Jestem po kolejnych badaniach, jest ok – jestem szczęśliwa w takich chwilach – napisała w mediach społecznościowych.
Monika Olejnik motywuje do profilaktyki
Monika Olejnik nie tylko dzieli się swoją historią, ale również staje się ambasadorką profilaktyki nowotworowej.
Badajcie się i nie poddawajcie się po badaniach! To może nam uratować życie – apeluje do swoich obserwatorów.
Dziennikarka podkreśla, jak ważne jest, aby namawiać bliskich do regularnych badań, co może mieć kluczowe znaczenie w walce z chorobą.
Podziękowania dla bliskich i decyzja o książce
W swoim wpisie Monika Olejnik nie zapomniała podziękować wszystkim, którzy okazali jej wsparcie – od medyków, przez przyjaciół z TVN, po tysiące osób wysyłających słowa otuchy.

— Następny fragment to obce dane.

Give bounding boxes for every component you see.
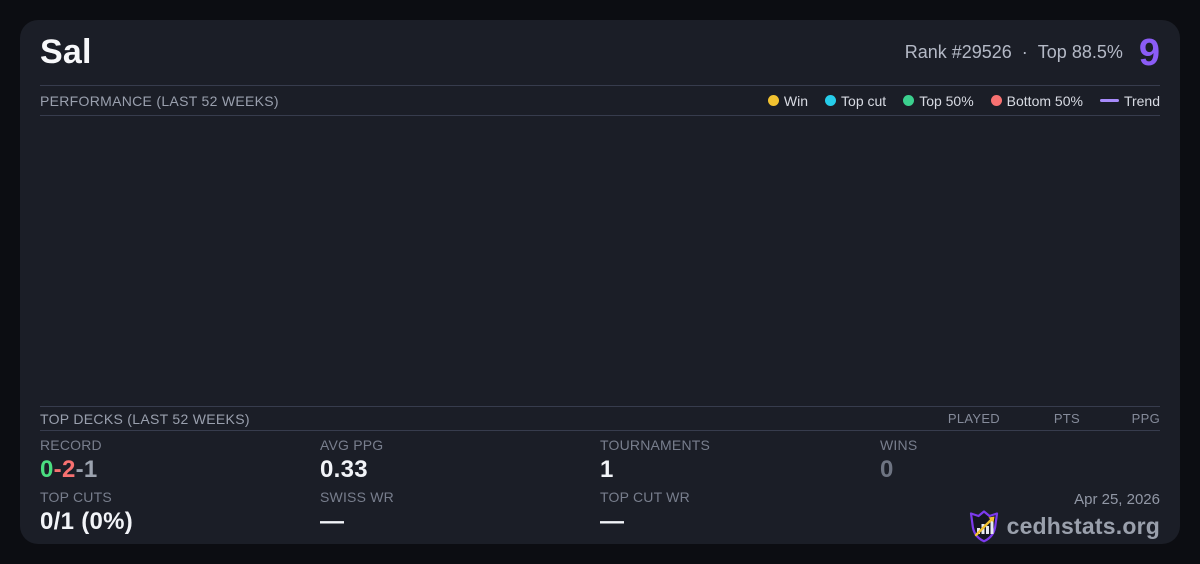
legend-label: Top cut [841, 92, 887, 109]
stat-label: SWISS WR [320, 489, 394, 505]
win-dot-icon [767, 95, 779, 106]
legend-label: Bottom 50% [1006, 92, 1083, 109]
stat-label: WINS [880, 437, 918, 453]
stat-value: — [600, 508, 625, 535]
top-decks-columns: PLAYED PTS PPG [920, 411, 1160, 426]
cedhstats-logo-icon [969, 510, 999, 543]
stat-label: TOP CUTS [40, 489, 112, 505]
performance-title: PERFORMANCE (LAST 52 WEEKS) [40, 92, 279, 109]
column-header-ppg: PPG [1131, 411, 1160, 426]
trend-line-icon [1099, 99, 1119, 102]
legend-label: Win [783, 92, 809, 109]
record-wins: 0 [40, 456, 54, 483]
header-right: Rank #29526 · Top 88.5% 9 [905, 34, 1160, 72]
stat-top-cuts: TOP CUTS 0/1 (0%) [40, 489, 320, 550]
record-value: 0-2-1 [40, 456, 320, 484]
stat-label: AVG PPG [320, 437, 384, 453]
brand-link[interactable]: cedhstats.org [969, 510, 1160, 543]
player-stats-card: Sal Rank #29526 · Top 88.5% 9 PERFORMANC… [20, 20, 1180, 544]
performance-header: PERFORMANCE (LAST 52 WEEKS) Win Top cut … [40, 86, 1160, 116]
stat-value: — [320, 508, 345, 535]
rank-text: Rank #29526 [904, 42, 1012, 62]
column-header-pts: PTS [1053, 411, 1080, 426]
stat-swiss-wr: SWISS WR — [320, 489, 600, 550]
legend-item-top-cut[interactable]: Top cut [825, 93, 886, 109]
stats-grid: RECORD 0-2-1 AVG PPG 0.33 TOURNAMENTS 1 … [40, 431, 1160, 544]
stat-value: 0 [880, 456, 894, 483]
rank-line: Rank #29526 · Top 88.5% [905, 42, 1123, 63]
legend-label: Trend [1123, 92, 1160, 109]
stat-label: RECORD [40, 437, 102, 453]
stat-wins: WINS 0 [880, 437, 1160, 489]
brand-text: cedhstats.org [1006, 513, 1160, 539]
player-name: Sal [40, 33, 92, 71]
stat-value: 0.33 [320, 456, 368, 483]
score-badge: 9 [1138, 31, 1160, 74]
legend-item-bottom50[interactable]: Bottom 50% [990, 92, 1083, 109]
legend-label: Top 50% [919, 92, 974, 109]
stat-value: 1 [600, 456, 614, 483]
snapshot-date: Apr 25, 2026 [1074, 491, 1160, 508]
stat-value: 0/1 (0%) [40, 508, 134, 535]
stat-label: TOP CUT WR [600, 489, 690, 505]
stat-label: TOURNAMENTS [600, 437, 711, 453]
top-decks-header: TOP DECKS (LAST 52 WEEKS) PLAYED PTS PPG [40, 406, 1160, 431]
legend-item-top50[interactable]: Top 50% [903, 92, 974, 109]
stat-avg-ppg: AVG PPG 0.33 [320, 437, 600, 489]
top-percent-text: Top 88.5% [1037, 42, 1123, 62]
top-decks-title: TOP DECKS (LAST 52 WEEKS) [40, 410, 250, 427]
card-header: Sal Rank #29526 · Top 88.5% 9 [40, 20, 1160, 86]
performance-chart-area [40, 116, 1160, 406]
legend-item-trend[interactable]: Trend [1099, 92, 1160, 109]
footer-cell: Apr 25, 2026 cedhstats.org [880, 489, 1160, 550]
chart-legend: Win Top cut Top 50% Bottom 50% Trend [767, 92, 1160, 109]
record-draws: -1 [75, 456, 98, 483]
stat-tournaments: TOURNAMENTS 1 [600, 437, 880, 489]
bottom50-dot-icon [990, 95, 1002, 106]
top-cut-dot-icon [825, 95, 837, 106]
rank-separator: · [1021, 42, 1028, 62]
record-losses: -2 [53, 456, 76, 483]
stat-record: RECORD 0-2-1 [40, 437, 320, 489]
column-header-played: PLAYED [947, 411, 1000, 426]
legend-item-win[interactable]: Win [767, 92, 809, 109]
stat-top-cut-wr: TOP CUT WR — [600, 489, 880, 550]
top50-dot-icon [903, 95, 915, 106]
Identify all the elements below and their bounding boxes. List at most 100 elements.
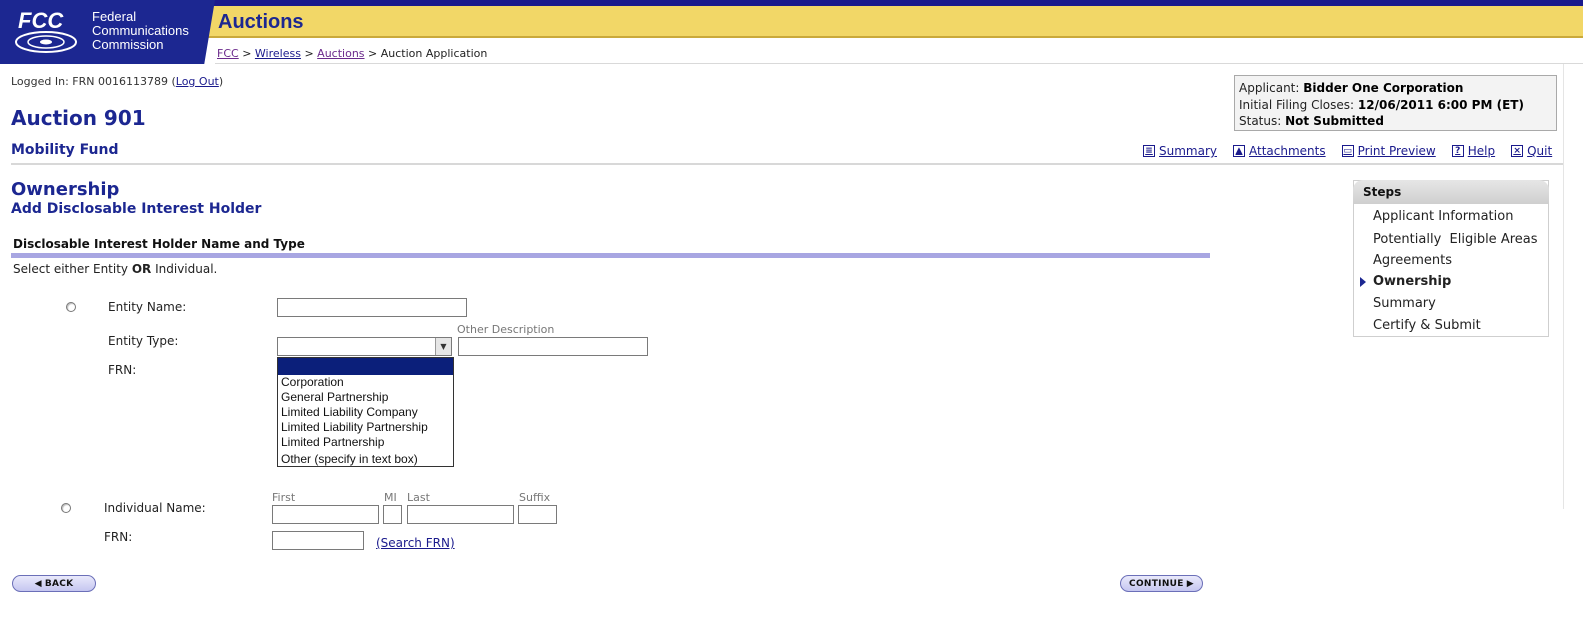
status-value: Not Submitted	[1285, 114, 1384, 128]
suffix-label: Suffix	[519, 491, 551, 504]
continue-arrow-icon: ▶	[1186, 578, 1194, 589]
instruction-post: Individual.	[151, 262, 218, 276]
breadcrumb: FCC > Wireless > Auctions > Auction Appl…	[217, 47, 487, 60]
help-icon: ?	[1451, 145, 1464, 157]
dropdown-option[interactable]: General Partnership	[278, 390, 453, 405]
summary-icon: ≡	[1143, 145, 1155, 157]
app-title: Auctions	[218, 11, 304, 33]
steps-heading: Steps	[1353, 180, 1549, 204]
entity-name-label: Entity Name:	[108, 300, 187, 314]
attachments-icon: ▲	[1233, 145, 1245, 157]
dropdown-option[interactable]	[278, 358, 453, 375]
last-name-label: Last	[407, 491, 430, 504]
applicant-row: Applicant: Bidder One Corporation	[1239, 80, 1552, 97]
dropdown-option[interactable]: Corporation	[278, 375, 453, 390]
entity-type-label: Entity Type:	[108, 334, 179, 348]
logout-link[interactable]: Log Out	[176, 75, 219, 88]
first-name-label: First	[272, 491, 296, 504]
header-rule	[205, 36, 1583, 38]
breadcrumb-separator: >	[368, 47, 378, 60]
individual-frn-field[interactable]	[272, 531, 364, 550]
step-potentially-eligible-areas[interactable]: Potentially Eligible Areas	[1373, 232, 1538, 247]
breadcrumb-link-fcc[interactable]: FCC	[217, 47, 239, 60]
step-certify-submit[interactable]: Certify & Submit	[1373, 318, 1481, 333]
last-name-field[interactable]	[407, 505, 514, 524]
individual-name-label: Individual Name:	[104, 501, 206, 515]
section-subtitle: Add Disclosable Interest Holder	[11, 201, 262, 217]
login-text-end: )	[218, 75, 224, 88]
attachments-link[interactable]: ▲ Attachments	[1233, 144, 1326, 158]
section-title: Ownership	[11, 179, 120, 200]
breadcrumb-link-auctions[interactable]: Auctions	[317, 47, 364, 60]
search-frn-link[interactable]: (Search FRN)	[376, 536, 455, 550]
suffix-field[interactable]	[518, 505, 557, 524]
entity-type-dropdown[interactable]: Corporation General Partnership Limited …	[277, 357, 454, 467]
content-divider	[11, 163, 1563, 165]
applicant-label: Applicant:	[1239, 81, 1300, 95]
panel-rule	[11, 253, 1210, 258]
entity-name-field[interactable]	[277, 298, 467, 317]
middle-initial-field[interactable]	[383, 505, 402, 524]
breadcrumb-separator: >	[304, 47, 314, 60]
print-preview-link[interactable]: ▭ Print Preview	[1341, 144, 1436, 158]
agency-name-line: Communications	[92, 23, 189, 38]
help-link-label: Help	[1467, 144, 1496, 158]
print-preview-link-label: Print Preview	[1357, 144, 1436, 158]
toolbar: ≡ Summary ▲ Attachments ▭ Print Preview ? He…	[1143, 144, 1568, 158]
entity-type-select[interactable]	[277, 337, 452, 356]
summary-link[interactable]: ≡ Summary	[1143, 144, 1217, 158]
breadcrumb-link-wireless[interactable]: Wireless	[255, 47, 301, 60]
breadcrumb-current: Auction Application	[380, 47, 488, 60]
continue-button[interactable]: CONTINUE ▶	[1120, 575, 1203, 592]
instruction-or: OR	[131, 262, 152, 276]
step-applicant-information[interactable]: Applicant Information	[1373, 209, 1513, 224]
header-divider	[215, 63, 1583, 64]
login-text: Logged In: FRN 0016113789 (	[11, 75, 176, 88]
status-label: Status:	[1239, 114, 1282, 128]
back-button[interactable]: ◀ BACK	[12, 575, 96, 592]
chevron-down-icon[interactable]: ▼	[435, 338, 451, 355]
header-title-bar	[205, 6, 1583, 38]
middle-initial-label: MI	[384, 491, 397, 504]
agency-name: Federal Communications Commission	[92, 10, 189, 52]
filing-label: Initial Filing Closes:	[1239, 97, 1355, 112]
instruction-pre: Select either Entity	[13, 262, 132, 276]
quit-link[interactable]: × Quit	[1511, 144, 1552, 158]
entity-frn-label: FRN:	[108, 363, 137, 377]
quit-icon: ×	[1511, 145, 1524, 157]
back-arrow-icon: ◀	[34, 578, 42, 589]
page-subtitle: Mobility Fund	[11, 142, 119, 158]
dropdown-option[interactable]: Other (specify in text box)	[278, 452, 453, 467]
filing-value: 12/06/2011 6:00 PM (ET)	[1357, 97, 1524, 112]
back-button-label: BACK	[44, 578, 74, 589]
breadcrumb-separator: >	[242, 47, 252, 60]
status-row: Status: Not Submitted	[1239, 113, 1552, 130]
individual-radio[interactable]	[61, 503, 71, 513]
quit-link-label: Quit	[1527, 144, 1553, 158]
page-title: Auction 901	[11, 106, 146, 130]
dropdown-option[interactable]: Limited Partnership	[278, 435, 453, 450]
continue-button-label: CONTINUE	[1129, 578, 1184, 589]
other-description-field[interactable]	[458, 337, 648, 356]
summary-link-label: Summary	[1159, 144, 1217, 158]
filing-row: Initial Filing Closes: 12/06/2011 6:00 P…	[1239, 97, 1552, 114]
attachments-link-label: Attachments	[1249, 144, 1326, 158]
dropdown-option[interactable]: Limited Liability Company	[278, 405, 453, 420]
agency-name-line: Commission	[92, 37, 164, 52]
instruction-text: Select either Entity OR Individual.	[13, 262, 217, 276]
other-description-label: Other Description	[457, 323, 555, 336]
fcc-seal-icon: FCC	[15, 8, 77, 53]
entity-radio[interactable]	[66, 302, 76, 312]
dropdown-option[interactable]: Limited Liability Partnership	[278, 420, 453, 435]
applicant-value: Bidder One Corporation	[1303, 81, 1464, 95]
svg-text:FCC: FCC	[18, 8, 64, 33]
page-right-edge	[1563, 64, 1583, 509]
first-name-field[interactable]	[272, 505, 379, 524]
help-link[interactable]: ? Help	[1451, 144, 1496, 158]
applicant-info-box: Applicant: Bidder One Corporation Initia…	[1234, 75, 1557, 131]
step-summary[interactable]: Summary	[1373, 296, 1436, 311]
step-ownership[interactable]: Ownership	[1373, 274, 1451, 289]
step-agreements[interactable]: Agreements	[1373, 253, 1452, 268]
individual-frn-label: FRN:	[104, 530, 133, 544]
login-status: Logged In: FRN 0016113789 (Log Out)	[11, 75, 223, 88]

Dziennikarka wyjawiła również, że otrzymała propozycje napisania książki o swojej walce z chorobą, jednak zdecydowała się jej nie przyjąć.
Szanuję wiedzę naukowców i lekarzy i uważam, że osoby publiczne bez dyplomu uczelni medycznej – nie powinny zastępować lekarzy – tłumaczy.